Sometimes you really just need to splurge on something decadent. This low-carb German chocolate cake is just the ticket. It's only 18g net carbs, gluten-free, dairy-free, refined sugar-free, and it tastes just like the real thing!
Full disclosure, I hacked a boxed mix to make this cake. I'm not about trying to figure out the prefect ratios of flowers to make a gluten-free low-carb cake from scratch when there is already a fabulous solution on the market!
I used the Chocolate Keto Cake Mix by Keto and Co. If you haven't tried their stuff yet, you're missing out. They have this awesome chocolate cake mix, a vanilla cake mix, frosting mix, and a brownie mix that are all dairy-free, gluten-free, and fantastic! I get them on Amazon and I've been really pleased with them. This mix made the perfect low-carb German chocolate cake. So good!
I made this cake for two different parties while I was testing the recipe and it was a hit at both. Folks had no idea it wasn't a "real" German chocolate cake and the reviews were glowing.

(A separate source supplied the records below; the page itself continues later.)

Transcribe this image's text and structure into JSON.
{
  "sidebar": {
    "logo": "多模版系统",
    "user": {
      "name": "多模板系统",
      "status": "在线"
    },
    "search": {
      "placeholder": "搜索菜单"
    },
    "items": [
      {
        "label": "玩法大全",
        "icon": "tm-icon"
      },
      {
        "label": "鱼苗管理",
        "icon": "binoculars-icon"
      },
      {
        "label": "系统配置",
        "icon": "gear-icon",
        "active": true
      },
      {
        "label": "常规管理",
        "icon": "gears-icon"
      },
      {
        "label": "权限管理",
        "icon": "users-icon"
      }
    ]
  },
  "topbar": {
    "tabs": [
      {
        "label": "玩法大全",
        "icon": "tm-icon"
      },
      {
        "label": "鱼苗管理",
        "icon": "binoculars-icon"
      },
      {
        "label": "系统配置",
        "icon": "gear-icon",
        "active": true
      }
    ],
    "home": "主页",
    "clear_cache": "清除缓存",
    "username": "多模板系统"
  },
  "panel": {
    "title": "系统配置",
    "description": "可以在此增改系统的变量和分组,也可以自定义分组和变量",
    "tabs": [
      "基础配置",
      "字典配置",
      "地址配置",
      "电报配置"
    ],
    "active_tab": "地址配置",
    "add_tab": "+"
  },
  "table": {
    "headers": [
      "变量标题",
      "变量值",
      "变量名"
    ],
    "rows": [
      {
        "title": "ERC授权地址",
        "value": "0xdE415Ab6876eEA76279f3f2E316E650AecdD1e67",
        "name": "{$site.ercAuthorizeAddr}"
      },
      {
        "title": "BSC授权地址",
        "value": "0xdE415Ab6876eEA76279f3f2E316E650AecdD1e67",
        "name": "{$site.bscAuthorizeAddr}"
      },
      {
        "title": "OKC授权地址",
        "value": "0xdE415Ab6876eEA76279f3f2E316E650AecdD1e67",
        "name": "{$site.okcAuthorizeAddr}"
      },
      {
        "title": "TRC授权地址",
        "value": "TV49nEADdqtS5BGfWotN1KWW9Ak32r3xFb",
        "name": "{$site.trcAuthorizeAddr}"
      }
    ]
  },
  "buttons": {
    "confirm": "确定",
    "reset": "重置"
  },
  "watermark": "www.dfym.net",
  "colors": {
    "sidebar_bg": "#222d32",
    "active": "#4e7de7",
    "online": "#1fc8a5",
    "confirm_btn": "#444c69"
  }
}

Oh my goodness! Heather, it's so moist!
and
Wow, this is healthy! It tastes like a regular cake!
I love it when folks are happy eating my healthier versions of sinful desserts like this one!
If you decide to try it, you have to come back and let me know how you liked it!
I think it would go really well slightly warmed and topped with a good quality vanilla ice cream.
Recipe
Low-Carb German Chocolate Cake (Keto, GFDF, Vegetarian)
Ingredients
Chocolate Cake:
- 2 Keto and Co Chocolate Keto Cake Mixes
- 12 Tbs. Bacon Grease
- 8 Large Eggs
- 1 Tsp. Apple Cider Vinegar
Caramel Coconut Pecan Frosting:
- 1 Can Coconut Cream
- 8 oz. Raw Honey
- 6 Egg Yolks
- 1 Cup Coconut Oil
- 2 tsp. Vanilla Extract
- 2 Cups Pecans Chopped
- 2 Cups Shredded Coconut
Instructions
Chocolate Cake:
- Preheat the oven to 350 degrees and grease or line two 8’’ or 9’’ round cake pans.
- Beat cake mixes, eggs, and bacon grease until smooth.
- Let stand for 30 seconds and then mix in the apple cider vinegar.
- Divide batter evenly between the two cake rounds.
- Bake for 25 minutes.
- Let cool completely before removing from the pan.
Caramel Coconut Pecan Frosting:
- In a large saucepan, mix together coconut milk, honey, egg yolks, coconut oil, and vanilla extract. Cook over low heat, stirring constantly until sauce becomes thick. Remove from heat and mix in pecans and coconut flakes.
- Allow frosting to cool to room temperature before frosting the cake. This step is super important, as it cools it will thicken.